One quarter after delivering a rare earnings miss, Google promptly returned to form Thursday, trouncing analyst expectations with strong revenue and earnings growth for its third quarter.
Google said profit rose 46 percent to US$1.07 billion on a 57 percent rise in sales to $4.23 billion. It was the 13th consecutive quarter since going public in August of 2004 that Google posted revenue growth of more than 50 percent.
The results seemed to justify the optimism that has pushed Google shares to dizzying heights in recent weeks. Google stock is up nearly 20 percent in the past month and soared past the $600 level three weeks ago.
In early trading Friday, Google shares rose another $9, or 1.4 percent, to $648.53.
"Looking back at the quarter, it's obvious our model continues to work very well," CEO Eric Schmidt said during a conference call. "It's all very exciting from the Google perspective."
Google continues to grow like a startup in other ways. The company disclosed that it added some 2,130 employees to its headcount in the quarter, a record hiring pace for the search giant. About 300 came with its buy of e-mail firm Postini, and 1,000 of the new hires were recent college graduates. Google ended the third quarter with a workforce numbering 15,916.
In the past, such declarations have unnerved some investors, raising fears that Google would grow too fast, or that it would be forced to spend its profits in order to keep up with its worldwide growth.
Leader of the Pack
Unlike past quarters, when Google often posted strong results while rivals struggled, the Internet sector as a whole has pleased investors this time around, with a slew of positive earnings reports. eBay said its results would have beat the street if not for a write-down on Skype, and perennial whipping boy Yahoo managed to impress analysts with a strong quarter as well.
Still, Google's results stand out -- in part, because the search company has managed to post strong growth rates even in the face of more difficult comparisons. It continues to gain on its rivals as well. Google Web searches rose 40 percent year-over-year, with the company handling about 54 percent of all search queries in the U.S., according to data from Nielsen//NetRatings.
AdSense revenue was up 8 percent over the second quarter and 40 percent over the third quarter of 2006, noted Chief Financial Officer George Reyes, who recently announced his intention to retire from Google.
International growth was also robust, with overseas sales rising 60 percent to $2 billion -- or 48 percent of total revenue. Google also made progress on reducing traffic acquisition costs, the fees paid to partners who drive traffic to Google. At $1.2 billion for the quarter, they amounted to 29 percent of total advertising revenue -- down from 30 percent in the second quarter.
However, Reyes said Google "may see pressure" on acquisition costs going forward.
Google executives highlighted numerous new initatives -- from running video ads on YouTube to becoming a key part of the mobile movement -- and those efforts will be key to sustaining its early growth over the long term, said Gartner analyst David Smith.
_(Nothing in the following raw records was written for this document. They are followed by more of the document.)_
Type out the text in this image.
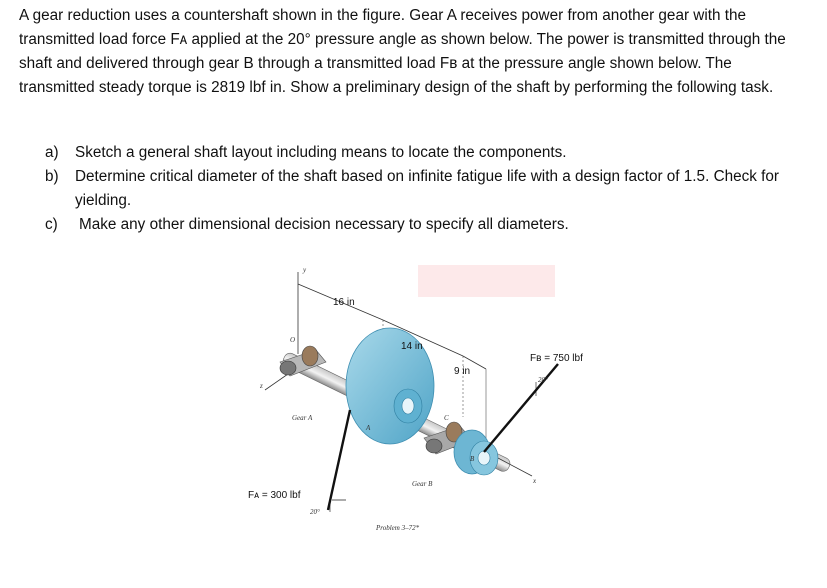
A gear reduction uses a countershaft shown in the figure. Gear A receives power from another gear with the transmitted load force Fᴀ applied at the 20° pressure angle as shown below. The power is transmitted through the shaft and delivered through gear B through a transmitted load Fʙ at the pressure angle shown below. The transmitted steady torque is 2819 lbf in. Show a preliminary design of the shaft by performing the following task.

a)	Sketch a general shaft layout including means to locate the components.
b)	Determine critical diameter of the shaft based on infinite fatigue life with a design factor of 1.5. Check for yielding.
c)	Make any other dimensional decision necessary to specify all diameters.
16 in
14 in
9 in
Fʙ = 750 lbf
Fᴀ = 300 lbf
20°
20°
y
z
x
O
A
B
C
Gear A
Gear B
Problem 3–72*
"Yahoo has stabilized, and Microsoft is laying the groundwork to become more of a player in online advertising," Smith told the E-Commerce Times. "Microsoft sees Internet advertising as a way to replace software licensing revenue, and Google sees the mobile platform and video ads replacing its current core business."
No News Good News?
Executives did not shed much new light on efforts to convince European and U.S. regulators to approve Google's DoubleClick acquisition.
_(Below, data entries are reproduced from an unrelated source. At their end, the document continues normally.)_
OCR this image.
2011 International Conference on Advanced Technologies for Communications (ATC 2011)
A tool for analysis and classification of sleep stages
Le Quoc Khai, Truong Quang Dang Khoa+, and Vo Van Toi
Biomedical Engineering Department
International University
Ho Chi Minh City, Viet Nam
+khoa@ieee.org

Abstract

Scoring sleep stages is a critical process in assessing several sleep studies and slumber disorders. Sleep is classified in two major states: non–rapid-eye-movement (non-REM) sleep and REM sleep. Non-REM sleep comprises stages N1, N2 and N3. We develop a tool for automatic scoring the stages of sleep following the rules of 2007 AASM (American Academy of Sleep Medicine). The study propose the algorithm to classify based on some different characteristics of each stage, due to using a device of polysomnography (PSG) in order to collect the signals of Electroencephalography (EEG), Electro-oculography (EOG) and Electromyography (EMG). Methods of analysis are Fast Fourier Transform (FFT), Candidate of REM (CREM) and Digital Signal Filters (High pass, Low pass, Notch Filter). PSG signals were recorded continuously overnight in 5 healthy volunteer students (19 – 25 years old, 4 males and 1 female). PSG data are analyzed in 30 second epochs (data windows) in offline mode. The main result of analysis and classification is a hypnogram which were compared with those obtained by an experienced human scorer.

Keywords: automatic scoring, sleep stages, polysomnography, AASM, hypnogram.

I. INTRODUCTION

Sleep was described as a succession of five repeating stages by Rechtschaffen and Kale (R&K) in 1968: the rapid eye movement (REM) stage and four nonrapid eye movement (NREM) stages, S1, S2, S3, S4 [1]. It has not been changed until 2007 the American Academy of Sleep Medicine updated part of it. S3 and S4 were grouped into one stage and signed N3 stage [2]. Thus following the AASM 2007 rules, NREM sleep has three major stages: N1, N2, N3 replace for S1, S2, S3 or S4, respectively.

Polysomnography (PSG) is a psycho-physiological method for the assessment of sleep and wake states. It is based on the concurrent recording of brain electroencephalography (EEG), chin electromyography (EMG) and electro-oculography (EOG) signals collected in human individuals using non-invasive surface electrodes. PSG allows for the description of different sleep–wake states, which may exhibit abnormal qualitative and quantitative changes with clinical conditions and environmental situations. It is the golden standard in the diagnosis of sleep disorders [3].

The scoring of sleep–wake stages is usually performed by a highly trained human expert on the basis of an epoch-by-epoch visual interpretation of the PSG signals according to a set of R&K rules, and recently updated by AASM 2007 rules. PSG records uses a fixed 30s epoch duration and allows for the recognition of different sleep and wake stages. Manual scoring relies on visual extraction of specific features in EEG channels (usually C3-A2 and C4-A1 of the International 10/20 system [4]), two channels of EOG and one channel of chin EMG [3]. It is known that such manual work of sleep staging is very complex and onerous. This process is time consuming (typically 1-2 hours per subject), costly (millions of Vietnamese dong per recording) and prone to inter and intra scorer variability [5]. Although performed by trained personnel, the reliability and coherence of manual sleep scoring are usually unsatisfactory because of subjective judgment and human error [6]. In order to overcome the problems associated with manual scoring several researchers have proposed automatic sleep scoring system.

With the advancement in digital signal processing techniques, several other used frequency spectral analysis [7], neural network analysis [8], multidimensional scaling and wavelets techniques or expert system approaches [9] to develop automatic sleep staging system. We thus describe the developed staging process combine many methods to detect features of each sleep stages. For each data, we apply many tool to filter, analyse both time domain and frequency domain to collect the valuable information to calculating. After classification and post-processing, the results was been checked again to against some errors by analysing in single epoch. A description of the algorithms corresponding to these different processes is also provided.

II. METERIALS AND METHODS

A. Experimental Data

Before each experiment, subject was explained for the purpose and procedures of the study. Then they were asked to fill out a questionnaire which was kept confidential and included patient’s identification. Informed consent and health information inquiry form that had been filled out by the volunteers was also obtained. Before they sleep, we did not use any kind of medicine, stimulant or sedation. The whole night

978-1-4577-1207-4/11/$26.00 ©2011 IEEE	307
"We are following all of the appropriate steps that are needed to get worldwide approval, and we are certainly optimistic," Schmidt said, though he stopped short of laying out a timeline. "We believe it will ultimately result in a very good outcome for us."
The company did predict the deal could close early in 2008. Fortunately for Google, even additional delays will likely not impact its earnings or its ability to continue growing its revenue rapidly, Sterling Market Intelligence Principal Analyst Greg Sterling told the E-Commerce Times.
"The deal is obviously getting a very close look in both the U.S. and Europe, but given that the Microsoft and Yahoo purchases in the same space were approved very quickly, it would be surprising if the deal were blocked or if onerous conditions were placed on it," he said.
In the meantime, Google has launched so many new endeavors that even if only some of them were successful at extending Google's advertising brand to new platforms -- television, newspapers, radio and mobile devices -- the company could have years of robust growth ahead.
"Google has credibility with major advertisers that will translate beyond the Internet," Sterling commented.
Google executives declined to directly address questions about the possible launch of a Google mobile phone, or Gphone, as rumors have it. However, the company announced Thursday that it will hold an analyst day on Oct. 24, instantly sparking speculation of a mobile device debut.